Por tanto, es necesaria mucha ilusión y ganas cuando empecéis a entrenar. El kendo es una actividad muy singular y a la larga gratificante, pero como todo lo bueno, se hace esperar un poco. Por eso es conveniente tener paciencia y entrenar mucho.

Y aquí entramos en otro punto clave: la constancia. El kendo es como cualquier otra actividad, requiere tiempo y dedicación para progresar en ella. Cuanto más se entrena, más se progresa, y por tanto siempre será mejor entrenar dos días, mejor que uno, tres mejor que dos y así sucesivamente.
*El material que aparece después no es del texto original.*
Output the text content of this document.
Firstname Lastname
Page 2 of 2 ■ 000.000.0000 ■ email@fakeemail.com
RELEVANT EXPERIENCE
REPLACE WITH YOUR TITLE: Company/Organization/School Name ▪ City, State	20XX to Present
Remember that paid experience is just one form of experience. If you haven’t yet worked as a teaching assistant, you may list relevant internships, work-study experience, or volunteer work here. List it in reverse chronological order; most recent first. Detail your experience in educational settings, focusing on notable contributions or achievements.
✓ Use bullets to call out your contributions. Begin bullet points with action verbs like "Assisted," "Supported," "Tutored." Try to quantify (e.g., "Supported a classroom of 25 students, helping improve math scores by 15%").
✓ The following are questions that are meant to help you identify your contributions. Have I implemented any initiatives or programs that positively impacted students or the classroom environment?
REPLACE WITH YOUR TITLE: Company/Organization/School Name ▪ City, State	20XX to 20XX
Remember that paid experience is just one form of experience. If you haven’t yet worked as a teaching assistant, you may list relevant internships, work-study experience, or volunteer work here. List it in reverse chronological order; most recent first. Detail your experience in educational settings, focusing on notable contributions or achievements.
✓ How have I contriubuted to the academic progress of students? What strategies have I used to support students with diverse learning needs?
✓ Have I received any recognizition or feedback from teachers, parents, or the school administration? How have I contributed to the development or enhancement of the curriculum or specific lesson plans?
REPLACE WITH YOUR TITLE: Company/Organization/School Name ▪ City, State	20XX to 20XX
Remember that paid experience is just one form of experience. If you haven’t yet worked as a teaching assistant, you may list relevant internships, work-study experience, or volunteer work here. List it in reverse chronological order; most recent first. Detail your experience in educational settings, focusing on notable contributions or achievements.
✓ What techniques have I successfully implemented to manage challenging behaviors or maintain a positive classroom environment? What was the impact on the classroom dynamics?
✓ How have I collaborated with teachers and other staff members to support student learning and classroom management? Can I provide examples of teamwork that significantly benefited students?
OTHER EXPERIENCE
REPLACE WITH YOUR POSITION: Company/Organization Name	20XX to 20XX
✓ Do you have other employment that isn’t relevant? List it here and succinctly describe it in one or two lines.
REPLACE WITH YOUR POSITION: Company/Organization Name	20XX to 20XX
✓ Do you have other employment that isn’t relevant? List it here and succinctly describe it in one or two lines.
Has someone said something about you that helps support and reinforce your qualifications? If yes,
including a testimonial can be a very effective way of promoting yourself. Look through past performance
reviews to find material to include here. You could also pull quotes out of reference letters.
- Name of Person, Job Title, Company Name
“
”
Evidentemente no todos tenemos tiempo o directamente en nuestro club solo se entrena un día o dos a la semana. Da igual cuantos sean los días, lo importante es que si vas a hacer kendo asistas e intentes dar lo mejor de ti en cada entrenamiento. Ser constante da sus frutos en casi cualquier actividad de la vida, pero en el kendo es algo que se nota especialmente.

Estos son mis cinco consejos. Seguro que os podrán dar más y mejores, pero creo que con ellos podéis quitaros algunas ideas preconcebidas e incluso perder algo de miedo e intentar dar el salto. He de señalar que no todo el mundo está hecho para el kendo, pero es algo que si os llega a gustar, es para toda la vida.